Un autre partenariat algero-turc d’envergure est l’extension, sur une superficie de 100 hectares, dédiée à la production du rond à béton dans le pôle économique de Béthioua du complexe sidérurgique d’aciérie et de laminoirs du groupe turc de droit algérien « Tosyali Iron and Steel Industry Algérie », entré en service en 2013. Dans le secteur énergétique, la compagnie nationale, Sonatrach, à travers sa filiale SPIC (Sonatrach Petrolium Investment Corp) et la compagnie turque CPEY, filiale de Ronesans, ont signé en septembre 2019 à Istanbul l’ensemble des contrats nécessaires au lancement des études d’engineering du complexe pétrochimique pour la production de propylène et de polypropylène (PDH-PP) à Ceyhan en Turquie. Selon Sonatrach, cet investissement, estimé à 1,4 milliard de dollars, repré- sente un « intérêt stratégique » pour la Turquie comme pour l’Algérie.

Lors de sa dernière visite à Alger, le 26 février 2018, le président turc avait évoqué la nécessité de signer un accord sur la protection des investissements et un accord sur le partenariat stratégique avec l’Algérie. Il avait notamment appelé les hommes d’affaires de son pays à « investir en force » en Algérie qu’il avait qualifiée d’ »île de stabilité politique et économique en Méditerranée et en Afrique ». Parallèlement aux projets d’investissements engagés par les deux parties, les échanges commerciaux algero-turcs ont également connu un essor pour s’établir à plus de 4 milliards de dollars durant les 11 premiers mois de 2019, faisant de la Turquie le 5éme partenaire commercial de l’Algérie après la Chine, la France, l’Italie et l’Espagne.

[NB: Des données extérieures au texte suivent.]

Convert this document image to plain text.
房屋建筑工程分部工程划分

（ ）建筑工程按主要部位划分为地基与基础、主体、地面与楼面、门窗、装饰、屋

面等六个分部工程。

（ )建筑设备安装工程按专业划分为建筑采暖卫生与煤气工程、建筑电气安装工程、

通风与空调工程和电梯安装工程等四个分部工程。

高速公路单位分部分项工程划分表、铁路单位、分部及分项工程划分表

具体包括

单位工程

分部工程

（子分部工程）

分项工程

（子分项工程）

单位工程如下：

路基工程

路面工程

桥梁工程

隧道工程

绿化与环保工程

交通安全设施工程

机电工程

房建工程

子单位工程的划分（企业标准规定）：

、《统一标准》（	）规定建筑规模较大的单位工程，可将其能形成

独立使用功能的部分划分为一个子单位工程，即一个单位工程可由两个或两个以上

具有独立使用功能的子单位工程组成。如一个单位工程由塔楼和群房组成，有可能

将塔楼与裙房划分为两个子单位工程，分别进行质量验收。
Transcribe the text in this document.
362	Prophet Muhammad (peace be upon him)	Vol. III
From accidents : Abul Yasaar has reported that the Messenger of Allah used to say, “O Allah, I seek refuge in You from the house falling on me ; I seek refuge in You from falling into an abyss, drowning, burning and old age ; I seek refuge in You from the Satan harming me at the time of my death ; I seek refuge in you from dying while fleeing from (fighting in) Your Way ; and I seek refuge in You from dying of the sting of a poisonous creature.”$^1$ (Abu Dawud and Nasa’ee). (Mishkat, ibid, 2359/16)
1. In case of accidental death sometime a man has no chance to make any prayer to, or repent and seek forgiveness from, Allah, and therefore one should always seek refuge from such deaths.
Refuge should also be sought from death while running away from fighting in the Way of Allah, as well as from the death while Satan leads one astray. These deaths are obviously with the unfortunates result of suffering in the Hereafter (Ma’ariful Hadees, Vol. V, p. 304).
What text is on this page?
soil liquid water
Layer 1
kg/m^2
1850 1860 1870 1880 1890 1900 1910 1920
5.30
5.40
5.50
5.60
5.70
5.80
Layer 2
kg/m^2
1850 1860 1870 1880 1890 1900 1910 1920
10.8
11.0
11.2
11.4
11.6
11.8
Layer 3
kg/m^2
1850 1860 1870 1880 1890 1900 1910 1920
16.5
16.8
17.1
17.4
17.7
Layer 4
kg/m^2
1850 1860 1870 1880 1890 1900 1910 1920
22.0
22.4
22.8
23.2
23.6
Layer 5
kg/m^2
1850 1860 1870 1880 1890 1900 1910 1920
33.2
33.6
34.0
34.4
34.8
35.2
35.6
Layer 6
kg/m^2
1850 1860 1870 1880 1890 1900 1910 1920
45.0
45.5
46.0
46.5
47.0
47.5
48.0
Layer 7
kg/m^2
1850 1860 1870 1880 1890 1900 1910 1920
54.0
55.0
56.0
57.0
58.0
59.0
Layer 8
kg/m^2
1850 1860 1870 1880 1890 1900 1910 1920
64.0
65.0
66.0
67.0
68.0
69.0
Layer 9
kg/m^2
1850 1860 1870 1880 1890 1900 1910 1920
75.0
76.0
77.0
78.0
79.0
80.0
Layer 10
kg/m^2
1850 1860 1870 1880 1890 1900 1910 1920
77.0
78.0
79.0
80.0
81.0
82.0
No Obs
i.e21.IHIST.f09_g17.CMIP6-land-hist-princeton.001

En 2018, les échanges avaient atteint 4,628 milliards de dollars, constitués de 2,318 milliards de dollars d’exportations algériennes, en hausse de plus de 26% par rapport à 2017 et 2,310 milliards de dollars d’importations auprès de la Turquie en augmentation de 14 % par rapport à la même période. En 2018, le président du conseil d’affaires algero-turc, Fuat Tosyali, avait affirmé « la volonté de son pays de consacrer la dynamique imprégnant les relations algéro-turques », plaidant pour la signature d’un accord de libre échange entre les deux pays. Plus de 200.000 Algériens avaient visité la Turquie en 2017, profitant d’une cinquantaine de vols aériens hebdomadaires relient les villes des deux pays.